The grappling hook feels wrong for the first few minutes. That is normal. Once the two independent systems click in your head, everything changes.
Your first grappling hook shot. Aim at plant growth or rocky outcroppings -- they are the most reliable anchor points in the upper section.
Here is every input you need to know. There are no hidden controls or unlockable abilities -- this is the complete set from start to finish.
| Input | Action |
|---|---|
| W A S D | Move forward / left / back / right |
| Mouse | Look around and aim the grappling hook reticle |
| Left Click | Fire grappling hook -- hold to stay attached to the surface |
| Shift | Pull Rope Up -- reel yourself upward along the rope |
| Ctrl | Slide Down Rope -- extend rope and descend |
| Space | Jump (works on solid ground only) |
| Scroll Wheel | Zoom in/out for aiming at distant surfaces |
| Esc | Pause / Menu |
The reason the controls feel strange at first is that the grappling hook is actually two separate systems layered on top of each other, and your brain needs a minute to stop treating them as one thing.
System 1: Aim and Fire. You point your mouse at a surface and left-click to fire the hook. Hold the button to stay attached. Release to detach. This part is straightforward -- it works like you would expect a grappling hook to work in any game.
System 2: Rope Management. Once you are attached, Shift pulls you up the rope (shortening it) and Ctrl lets you slide down (extending it). This is the part that trips people up. You are not just swinging -- you are actively controlling your distance from the anchor point while swinging. Think of it less like a Spider-Man web and more like an actual climbing rope where you decide how much slack to give.
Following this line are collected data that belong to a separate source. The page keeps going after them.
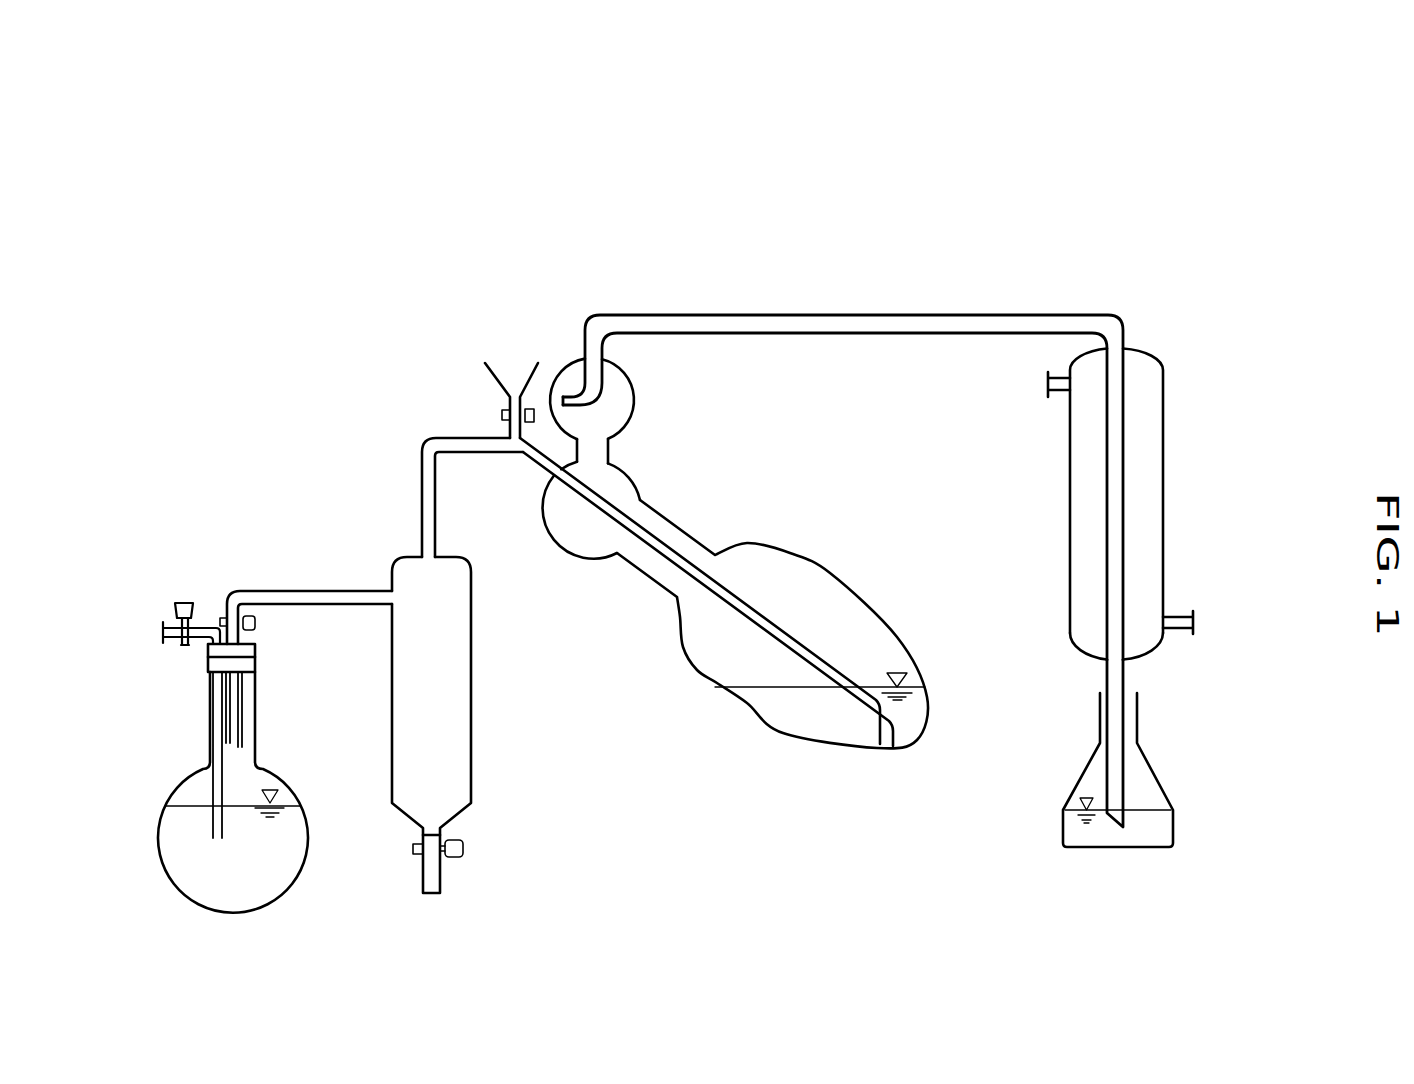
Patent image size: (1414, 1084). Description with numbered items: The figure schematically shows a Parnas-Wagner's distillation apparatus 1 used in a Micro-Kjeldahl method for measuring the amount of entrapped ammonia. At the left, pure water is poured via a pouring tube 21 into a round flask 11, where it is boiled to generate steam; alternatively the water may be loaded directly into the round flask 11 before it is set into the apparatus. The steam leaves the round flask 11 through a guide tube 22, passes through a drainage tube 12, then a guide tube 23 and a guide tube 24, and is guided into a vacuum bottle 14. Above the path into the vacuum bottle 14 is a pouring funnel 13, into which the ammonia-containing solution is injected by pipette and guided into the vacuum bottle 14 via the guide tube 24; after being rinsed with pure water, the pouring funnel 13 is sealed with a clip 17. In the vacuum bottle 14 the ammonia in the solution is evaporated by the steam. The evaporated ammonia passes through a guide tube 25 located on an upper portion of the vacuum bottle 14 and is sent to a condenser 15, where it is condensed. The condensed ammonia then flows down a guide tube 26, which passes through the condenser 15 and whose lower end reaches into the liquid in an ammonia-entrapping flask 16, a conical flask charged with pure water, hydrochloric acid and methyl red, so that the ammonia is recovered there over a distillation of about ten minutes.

The Parnas-Wagner's distillation apparatus 1 is at (1102, 250).
The round flask 11 is at (177, 783).
The drainage tube 12 is at (473, 749).
The pouring funnel 13 is at (490, 373).
The vacuum bottle 14 is at (853, 593).
The condenser 15 is at (1165, 507).
The ammonia-entrapping flask 16 is at (1162, 785).
The clip 17 is at (531, 403).
The pouring tube 21 is at (215, 626).
The guide tube 22 is at (302, 590).
The guide tube 23 is at (435, 493).
The guide tube 24 is at (668, 546).
The guide tube 25 is at (902, 315).
The guide tube 26 is at (1125, 675).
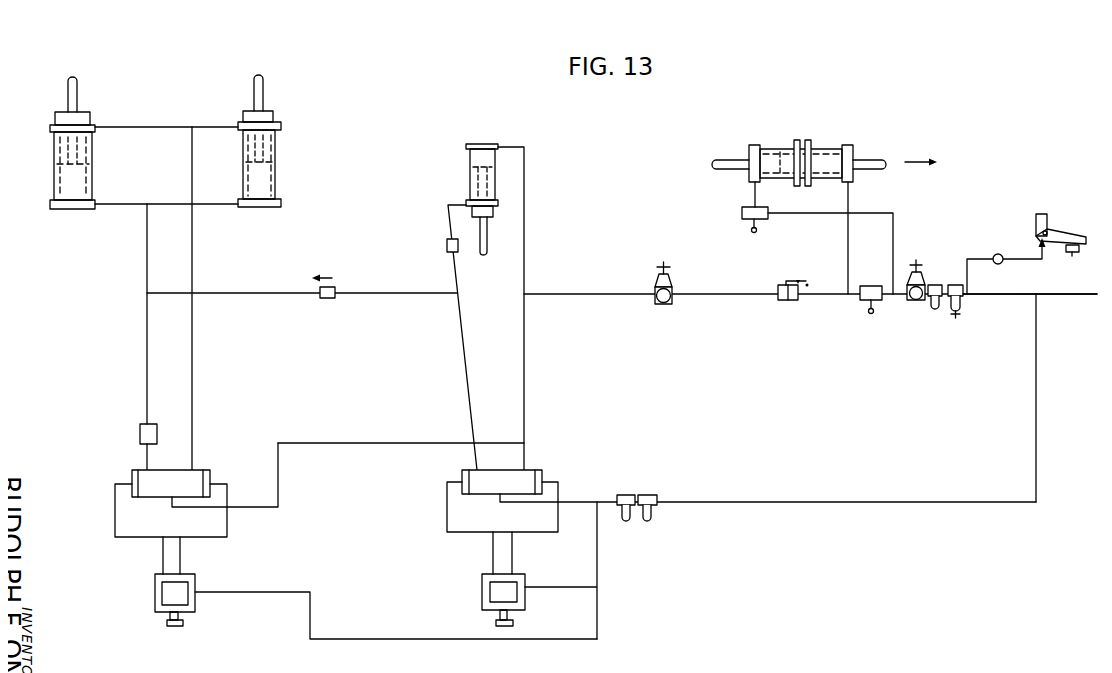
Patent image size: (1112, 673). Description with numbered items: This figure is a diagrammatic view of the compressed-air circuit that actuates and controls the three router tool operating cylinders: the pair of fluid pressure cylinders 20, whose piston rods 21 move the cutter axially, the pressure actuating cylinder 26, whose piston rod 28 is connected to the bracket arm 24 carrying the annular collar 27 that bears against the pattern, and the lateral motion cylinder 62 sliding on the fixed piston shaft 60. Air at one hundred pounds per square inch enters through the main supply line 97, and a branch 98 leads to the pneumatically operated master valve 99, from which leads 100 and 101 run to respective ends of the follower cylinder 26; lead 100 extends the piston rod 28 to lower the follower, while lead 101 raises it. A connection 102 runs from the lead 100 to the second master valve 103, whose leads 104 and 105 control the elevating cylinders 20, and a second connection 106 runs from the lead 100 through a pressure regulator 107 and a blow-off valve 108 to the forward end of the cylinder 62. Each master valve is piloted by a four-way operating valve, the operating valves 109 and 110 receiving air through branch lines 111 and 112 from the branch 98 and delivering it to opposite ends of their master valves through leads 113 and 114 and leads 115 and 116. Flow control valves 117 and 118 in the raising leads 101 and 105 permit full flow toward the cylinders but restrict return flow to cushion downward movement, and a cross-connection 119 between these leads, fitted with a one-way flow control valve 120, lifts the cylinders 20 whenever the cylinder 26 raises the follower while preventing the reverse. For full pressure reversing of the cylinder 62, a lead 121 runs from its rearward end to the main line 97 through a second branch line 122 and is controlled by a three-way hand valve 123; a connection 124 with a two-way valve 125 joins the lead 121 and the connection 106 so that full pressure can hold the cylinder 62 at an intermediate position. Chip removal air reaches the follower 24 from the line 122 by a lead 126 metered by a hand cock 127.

The fluid pressure cylinders 20 is at (55, 178).
The piston rods 21 is at (77, 98).
The bracket arm 24 is at (1050, 226).
The pressure actuating cylinder 26 is at (470, 156).
The annular collar 27 is at (1071, 255).
The piston rod 28 is at (484, 230).
The fixed piston shaft 60 is at (869, 160).
The cylinder 62 is at (830, 145).
The main supply line 97 is at (1079, 294).
The branch 98 is at (1036, 381).
The master valve 99 is at (528, 475).
The lead 100 is at (526, 368).
The lead 101 is at (465, 374).
The connection 102 is at (366, 444).
The second master valve 103 is at (194, 471).
The lead 104 is at (194, 377).
The lead 105 is at (146, 379).
The second connection 106 is at (712, 292).
The pressure regulator 107 is at (663, 303).
The blow-off valve 108 is at (790, 299).
The operating valve 109 is at (526, 581).
The operating valve 110 is at (196, 583).
The branch line 111 is at (558, 588).
The branch line 112 is at (383, 639).
The lead 113 is at (447, 520).
The lead 114 is at (558, 493).
The lead 115 is at (118, 530).
The lead 116 is at (228, 530).
The flow control valve 117 is at (447, 243).
The flow control valve 118 is at (140, 432).
The cross-connection 119 is at (372, 298).
The one-way flow control valve 120 is at (322, 297).
The lead 121 is at (893, 230).
The second branch line 122 is at (991, 293).
The three-way hand valve 123 is at (742, 211).
The connection 124 is at (848, 293).
The two-way valve 125 is at (868, 283).
The lead 126 is at (978, 260).
The hand cock 127 is at (998, 252).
These two systems are completely independent. You can be reeling yourself up with Shift while simultaneously swinging sideways with WASD. You can fire at a new point while still sliding down from a previous anchor. Once you internalize that separation, the movement system goes from feeling clunky to feeling precise.
Mid-swing through a vertical shaft. Watch the rope distance indicator in the top-left -- you want to pull up (Shift) before you hit the bottom of the arc.
Three pieces of information live in the top-left corner of your screen:
When you are falling and about to die, fire the grappling hook at any surface and immediately hold Shift. This catches you on the rope and reels you upward, stopping the fall. It does not matter if the angle is bad or the anchor is far away. Catching yourself on anything beats hitting the ground. Practice this in the upper section where falls are short -- you will need it instinctively by the time you reach the deep sections.
Your character has some fall resistance -- short drops will not kill you. But longer falls absolutely will, and the deep sections of the megastructure have drops that go on for hundreds of meters. The fall recovery technique is not optional. It is the single skill that separates players who finish the game from players who quit in the mid section.
The key is reaction time. You need to fire and hold Shift before you build up too much downward velocity. If you wait until you are screaming toward the ground at full speed, even catching a rope might not stop you in time. Fire early, fire at anything.
The Murderpede can crawl on walls and ceilings. In narrow corridors, aim your grapple at the junction where walls meet the ceiling for the most reliable anchor points.
The upper sections give you wide caverns with obvious grapple points everywhere. That changes fast. In tight corridors, good anchor points are harder to spot and easier to miss.
The trick: aim for the junction where walls meet the ceiling. That corner where two surfaces intersect is almost always a valid grapple point, and it naturally pulls you upward and forward. Aiming at flat walls often results in the hook sliding off or attaching at an angle that swings you into a wall. The corner junction gives you a stable attachment and an upward pull angle.
Also, use the zoom (scroll wheel) in narrow passages. It is tempting to fire quickly when the Murderpede is nearby, but a zoomed-in shot at a specific corner beats a panicked shot at a flat wall every time. One second of aiming saves you from a bad swing that costs five seconds to recover from.
The upper section of the megastructure is your training ground. Before you start worrying about the Murderpede or route planning, spend a few minutes doing this:
Five minutes of deliberate practice here will save you twenty minutes of frustration later. The controls are not hard -- they are just unfamiliar. Your muscle memory will build fast.